12 March - 30 May 2018

 

Meem Gallery presents Saqqakhaneh, an exhibition of works by Modern Iranian masters, Massoud Arabshahi, Faramarz Pilaram, Sohrab Sepehri, Sadegh Tabrizi, Parviz Tanavoli and Charles Hossein Zenderoudi. Selected for their exceptional quality and rarity - with a particular focus on highlighting the breadth of styles within the Saqqakhaneh movement, this collection of 30 works, previously unseen by the public were created between 1959 -1964.

 

Credited with the establishment of a modernist approach to a national artistic identity, the 'neo-traditional' Saqqakhaneh movement was formed in the early 1960s. The style that initially applied to painting, sculpture and repurposed visual elements from votive Shiite art quickly came to be more generally identified with artists whose work was rooted in traditionally Iranian, decorative pre-Islamic and Islamic elements, and folk art. From the formal, stylised motifs present in courtly art to vernacular handicrafts, many forms were explored and reinterpreted, including calligraphy, miniature painting, textiles, and architectural elements. 

 

Affiliated in some capacity with the Tehran College of Decorative Arts (later known as the Faculty of Decorative Arts), the artists created a modern idiom by realising the affinity between aspects of these indigenous forms and modern Western art movements, most notably twentieth-century abstract art. 

 

The term, Saqqakhaneh was first used to refer to the emergence of the group of young artists in 1963 by art critic, Karim Emami.
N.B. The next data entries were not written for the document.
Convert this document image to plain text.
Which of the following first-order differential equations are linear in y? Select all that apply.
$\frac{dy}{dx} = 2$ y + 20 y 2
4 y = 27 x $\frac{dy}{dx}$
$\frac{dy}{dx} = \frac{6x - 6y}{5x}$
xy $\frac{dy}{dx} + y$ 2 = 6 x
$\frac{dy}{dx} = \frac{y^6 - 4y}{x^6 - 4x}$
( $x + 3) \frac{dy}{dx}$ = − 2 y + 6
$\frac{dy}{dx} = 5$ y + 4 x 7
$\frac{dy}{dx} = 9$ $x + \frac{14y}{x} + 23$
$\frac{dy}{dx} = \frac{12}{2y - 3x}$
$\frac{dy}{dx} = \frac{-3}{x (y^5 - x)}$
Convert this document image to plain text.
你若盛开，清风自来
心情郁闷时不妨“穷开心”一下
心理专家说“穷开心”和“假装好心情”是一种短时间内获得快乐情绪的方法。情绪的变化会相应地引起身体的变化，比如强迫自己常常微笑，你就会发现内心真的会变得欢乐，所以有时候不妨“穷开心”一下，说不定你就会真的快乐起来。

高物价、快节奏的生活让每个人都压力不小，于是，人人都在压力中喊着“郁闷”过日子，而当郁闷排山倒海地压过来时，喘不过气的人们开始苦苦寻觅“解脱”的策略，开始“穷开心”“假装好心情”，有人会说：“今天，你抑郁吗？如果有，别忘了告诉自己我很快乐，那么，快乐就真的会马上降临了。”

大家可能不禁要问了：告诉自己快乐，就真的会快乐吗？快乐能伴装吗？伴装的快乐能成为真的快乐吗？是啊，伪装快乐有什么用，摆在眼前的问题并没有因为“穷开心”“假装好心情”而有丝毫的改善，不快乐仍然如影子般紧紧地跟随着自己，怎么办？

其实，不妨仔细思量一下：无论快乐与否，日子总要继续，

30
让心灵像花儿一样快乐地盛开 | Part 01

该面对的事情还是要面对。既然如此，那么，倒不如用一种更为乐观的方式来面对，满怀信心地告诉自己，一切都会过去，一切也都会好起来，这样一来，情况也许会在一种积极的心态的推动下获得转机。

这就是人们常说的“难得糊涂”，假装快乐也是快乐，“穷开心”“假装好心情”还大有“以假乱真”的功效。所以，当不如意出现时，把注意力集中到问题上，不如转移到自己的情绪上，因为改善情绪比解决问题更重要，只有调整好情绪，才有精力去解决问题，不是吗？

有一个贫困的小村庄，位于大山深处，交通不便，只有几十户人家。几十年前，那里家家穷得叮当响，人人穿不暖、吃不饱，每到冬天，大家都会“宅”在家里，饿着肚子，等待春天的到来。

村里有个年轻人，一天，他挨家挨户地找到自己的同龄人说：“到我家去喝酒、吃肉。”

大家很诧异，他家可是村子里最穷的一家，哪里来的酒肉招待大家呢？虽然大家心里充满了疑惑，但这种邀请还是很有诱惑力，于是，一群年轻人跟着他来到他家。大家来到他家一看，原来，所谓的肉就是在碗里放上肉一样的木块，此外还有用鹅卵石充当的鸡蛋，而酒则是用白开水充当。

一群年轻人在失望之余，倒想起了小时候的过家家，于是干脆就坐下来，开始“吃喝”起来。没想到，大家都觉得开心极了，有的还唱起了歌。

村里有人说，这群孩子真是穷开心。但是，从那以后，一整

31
Borrowing the name of commemorative public water fountains traditionally decorated by pilgrims with symbolic objects, Emami recognised connections between the diverse stylistic characteristics of the group that he argued were united by a uniquely Iranian identity.

 

From Charles Hossein Zenderoudi and Faramarz Pilaram who along with Parviz Tanavoli and Sadegh Tabrizi initially took much of their inspiration from the conservative practice of Persian calligraphy, to Massoud Arabshahi's fascination with Achaemenid and Babylonian cultures, and Sohrab Sepehri's pure abstraction based on nature, the Saqqakhaneh movement encompasses an extraordinary variety of innovative artwork which set the standard for future generations of Iranian artists.